In the year since last July, prices have risen about 4 percent. They are currently rising at 3.5 percent yearly rate, in spite of the hefty business expansion under way for a year and a half. If the perception grows that inflation has really been licked, the bond market would have a field day. Yields well above 12 percent are far higher than the return an investor traditionally requires from such a safe investment. Yet the fact that yields are at that level indicates there are a lot of folks out there who are still unconvinced about inflation.
One factor keeping the US inflation rate low has been the overvalued dollar. This has had an effect in at least two ways. First, relatively cheap imported goods have been strong competition for domestically produced goods and have acted as a brake on domestic price increases. This is at least suggested in a breakdown of the July numbers. The consumer price index for services, which by their nature are domestically provided, rose 0.7 percent. The price of commodities was unchanged. By the time a business expansion is as mature as this one, the cost of goods in the CPI might be expected to be rising. At the very least, the pressure from imports seems to be helping.

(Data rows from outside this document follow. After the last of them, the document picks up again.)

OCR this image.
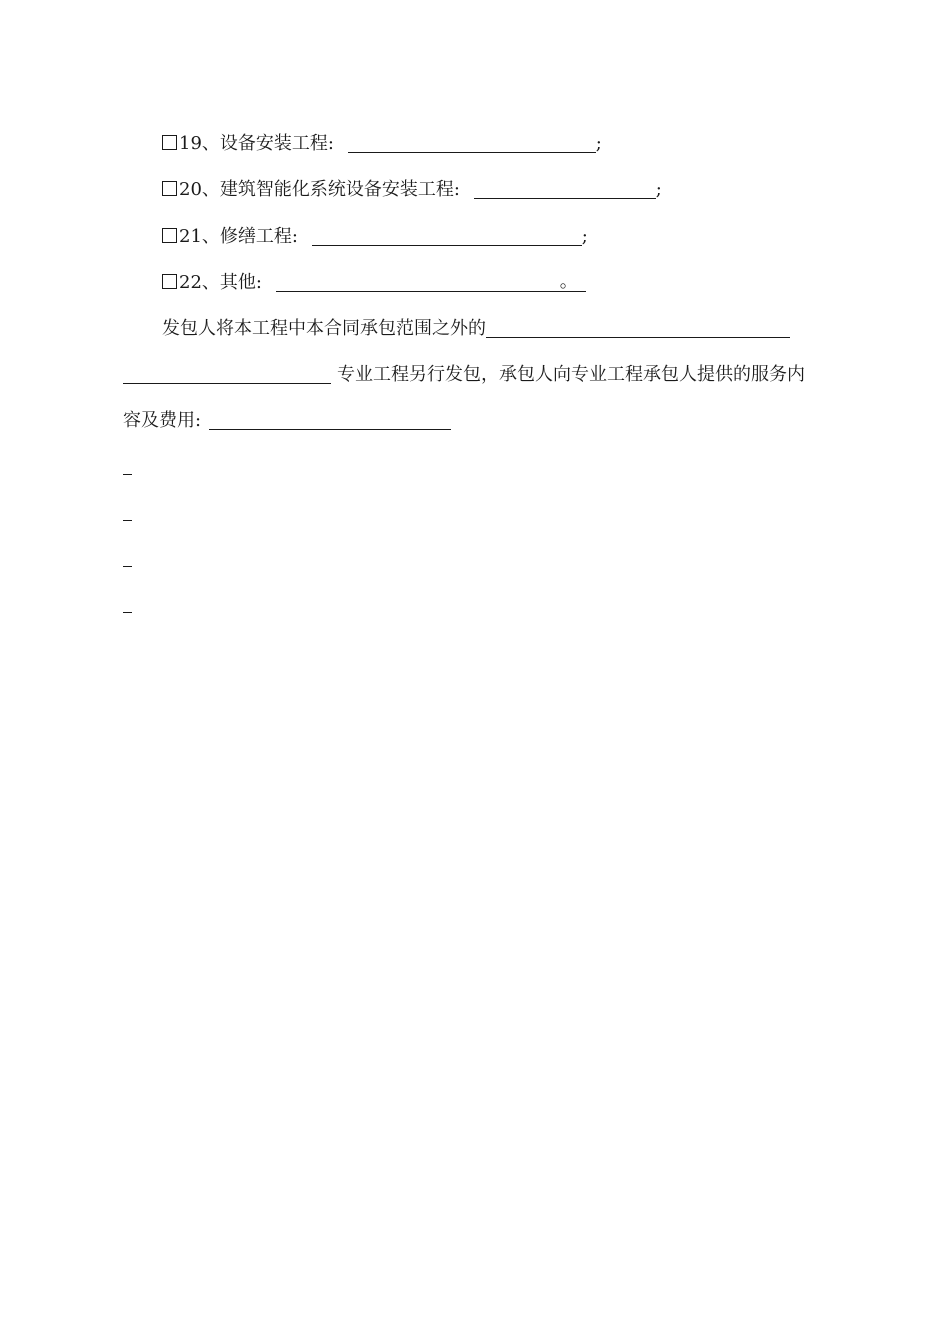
19、设备安装工程:	;
20、建筑智能化系统设备安装工程:	;
21、修缮工程:	;
22、其他:	。
发包人将本工程中本合同承包范围之外的
专业工程另行发包，承包人向专业工程承包人提供的服务内
容及费用:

The second way the high US dollar is helping to keep prices down is less direct. The dollar is held up largely by high interest rates. The flow of investment money into the United States and the pull of high interest here is retarding growth overseas. This, in turn, explains why world-traded commodities such as oil have not been going up in price. The rest of the world is only at the start of its new business cycle.
On the other hand, there are those who see the world going into a period of deflation - of actual price declines. One can point to the weakness of commodity prices over the past year. A further drop in oil prices would intensify this line of thinking.
J. Paul Horne, who surveys European economies for Smith Barney, Harris Upham out of Paris, addresses this concern over worldwide deflation in a report. He notes that one reason some fear a deflationary cycle is concern in Europe that the US economy will ''slow sharply'' sometime in 1985. If this doesn't occur, there is less chance of deflation setting in.
Mr. Horne also notes that most major countries, with the notable exception of the US, ''have had restrictive fiscal policies since 1981-82.'' In the threat of deflation, they now have more leeway to ease up in both fiscal and monetary policy. He concludes, ''It appears to us that the outlook is strong enough not to warrant fears of deflation. More likely, we believe, is continued disinflation in Europe and Japan, combined with modest economic growth.''
Because of weaker overseas economies, it seems unlikely that there will soon be an overall demand for world-traded commodities that would bring back inflation. At the moment, it even appears that a stronger Europe in 1985 would counterbalance a US growth rate somewhat slower than 1983 or '84. Nevertheless, it's worth noting that the US inflation rate has been kept down partly by weakness overseas, and that kind of ''help'' is not what one would want to depend on for his own well-being.